Mataroa — Self-Hosted, Open-Source

Naked blogging platform for minimalists.

License: MIT. Built with: Python, HTML, CSS, Shell, JavaScript, Makefile, Dockerfile. Website: https://mataroa.blog/. Source: https://github.com/mataroablog/mataroa.

Installation

# /etc/hosts 127.0.0.1 mataroalocal.blog 127.0.0.1 paul.mataroalocal.blog 127.0.0.1 random.mataroalocal.blog 127.0.0.1 anyusername.mataroalocal.blog ``` This will enable us to access mataroa locally (once we start the web server) at [http://mataroalocal.blog:8000/](http://mataroalocal.blog:8000/) and if we make a user account with username `paul`, then we will be able to access it at [http://paul.mataroalocal.blog:8000/](http://paul.mataroalocal.blog:8000/) ### Docker > [!NOTE] > This is the last step for initial Docker setup. See the "Environment variables" > section below, for further configuration details. To set up a development environment with Docker and Docker Compose, run the following to start the web server and database: ```sh docker compose up ``` If you have also configured hosts as described above in the "Subdomains" section, mataroa should now be locally accessible at [http://mataroalocal.blog:8000/](http://mataroalocal.blog:8000/) Note: The database data are saved in the git-ignored `docker-postgres-data` docker volume, located in the root of the project. ### Dependencies We use `uv` for dependency management and virtual environments. ```sh uv sync --all-groups ``` See [Dependency Policy](#dependency-policy) for more details on adding/upgrading dependencies. ### Environment variables A file named `.envrc` is used to define the environment variables required for this project to function. One can either export it directly or use [direnv](https://github.com/direnv/direnv). There is an example environment file one can copy as base: ```sh cp .envrc.example .envrc ``` When on Docker, to change or populate environment variables, edit the `environment` key of the `web` service either directly on `docker-compose.yml` or by overriding it using the standard named git-ignored `docker-compose.override.yml`. ```yaml # docker-compose.override.yml services: web: environment: EMAIL_HOST_USER: smtp-user EMAIL_HOST_PASSWORD: smtp-password

Why self-host Mataroa

Self-hosting gives you three things SaaS can’t: data ownership (the files live on disks you control), cost predictability (a one-time setup vs. recurring per-seat fees that grow with your household or team), and longevity (open-source means the app keeps working even if the maintainers move on, since you can pin a working version).

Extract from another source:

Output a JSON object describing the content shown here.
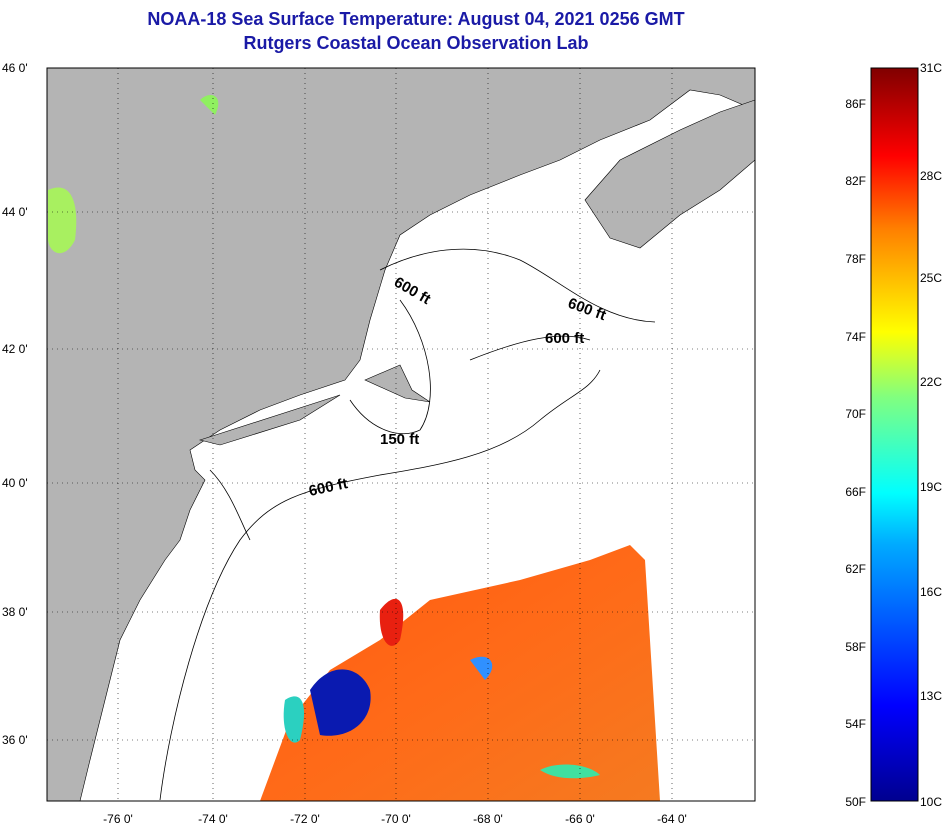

The trade-off is that you take on the operational work of running a server, applying updates, and handling backups.

What hardware do you need

Most self-hosted apps run comfortably on modest hardware — a Raspberry Pi 4, a mini PC, a NAS with Docker support, or a small VPS is usually enough for personal or family use. CPU and RAM requirements scale with how many simultaneous users or how much data you push through Mataroa. Storage requirements depend on the kind of data you keep; check the README for guidance on data retention.